Money manager Janus Capital Group paid $181,670 in
personal-protection services for CEO Gary Black and his family
last year.
And restaurant chain Red Robin Gourmet Burgers continues to pick
up the tab to fly CEO Dennis Mullen between
Colorado and his family home in
Arizona, at a cost of nearly $250,000,
including taxes, in 2008.
Those are some of the more unusual perks
Colorado
companies provided to their executives last year, as disclosed
in proxy statements.
When public companies report on executive pay, they must include
the perquisites, or perks, provided to top managers under a
category called "other compensation."
Public disclosure has made directors more sensitive about the
perks they provide management and the justification behind them.
"Companies should provide those perquisites that are important
for the organization and make sense," said Myrna Hellerman, a
senior vice president with Sibson Consulting in
Chicago.
Many also need to do a better job of explaining in detail any
unusual items, she advised.
Covering a physical exam, something Ball Corp. does, appears
justifiable, as do financial-planning services that Berry
Petroleum, Western Union,
Liberty Media and others do, she said.
In the case of the bodyguards, a perk usually reserved for
danger zones such as
Colombia,
the Janus board of directors covered the cost but without
explaining why in the proxy.
"It was a specific and unusual threat that affected a handful of
CEOs and their families at asset-management firms," said Shelley
Peterson, Janus spokeswoman.
Black hasn't requested those services in the past and doesn't
plan to use them in the future.
Liberty Media explains in its proxy that it owns a New York apartment for business but that
executives use it from "time to time" for personal purposes.

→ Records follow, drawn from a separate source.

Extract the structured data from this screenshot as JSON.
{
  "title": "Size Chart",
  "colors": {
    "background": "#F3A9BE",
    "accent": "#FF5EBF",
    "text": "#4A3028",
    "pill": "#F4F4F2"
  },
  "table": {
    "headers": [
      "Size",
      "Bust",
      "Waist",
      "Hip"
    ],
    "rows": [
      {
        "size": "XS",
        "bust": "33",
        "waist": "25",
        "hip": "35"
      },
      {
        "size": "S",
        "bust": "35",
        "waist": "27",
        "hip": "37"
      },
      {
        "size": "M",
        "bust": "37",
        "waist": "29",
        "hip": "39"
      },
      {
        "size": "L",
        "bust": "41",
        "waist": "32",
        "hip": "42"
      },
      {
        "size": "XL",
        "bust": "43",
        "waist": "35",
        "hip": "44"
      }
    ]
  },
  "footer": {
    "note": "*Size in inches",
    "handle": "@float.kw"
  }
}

Some perks represent holdovers from the past that are becoming
harder to justify, especially in tough economic times.
Companies used to cover country-club or golf memberships because
they helped executives mix socially and conduct business.
In the Internet age, that is becoming less important.

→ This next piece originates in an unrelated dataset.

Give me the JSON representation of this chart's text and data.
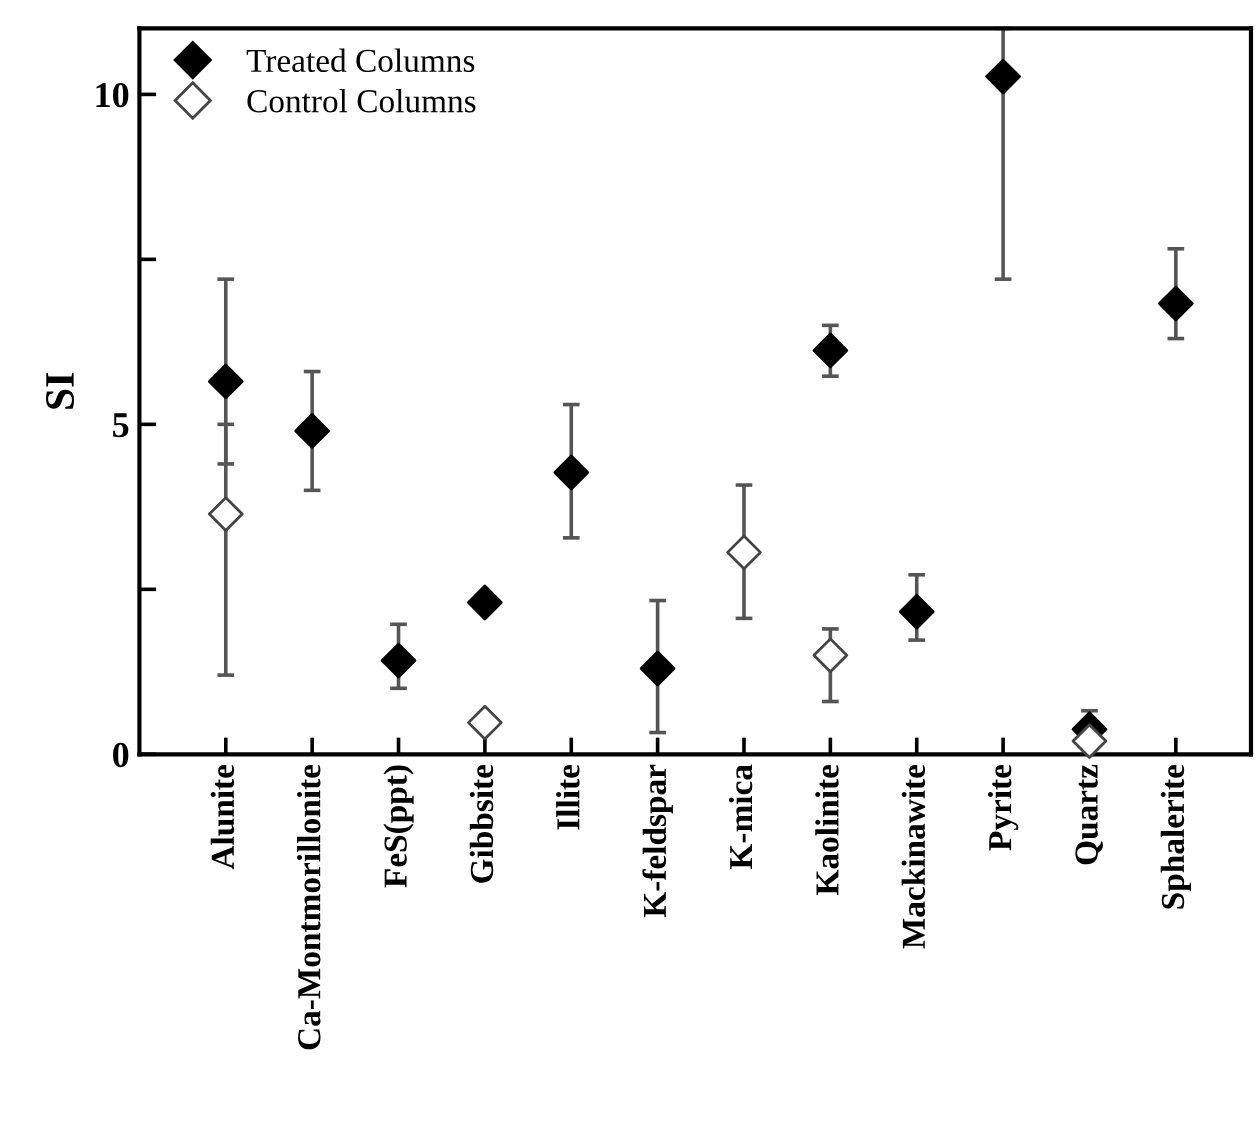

Homebuilder MDC Holdings gave CEO Larry Mizel $7,800 toward club
dues, while chief operating officer David Mandarich received
$6,250. Those perks have been eliminated.
Car allowances are another fading perk, but not at every
company. Most Red Robin executives received a car
allowance of $10,200 each. Two executives at Liberty
Global get $26,599 each in auto allowances.
Another questionable perk is the personal use of corporate
aircraft. Notable frequent fliers include Qwest CEO Ed
Mueller, who claimed $493,781 of personal air time, and Liberty
Global CEO Michael Fries, who used $122,055.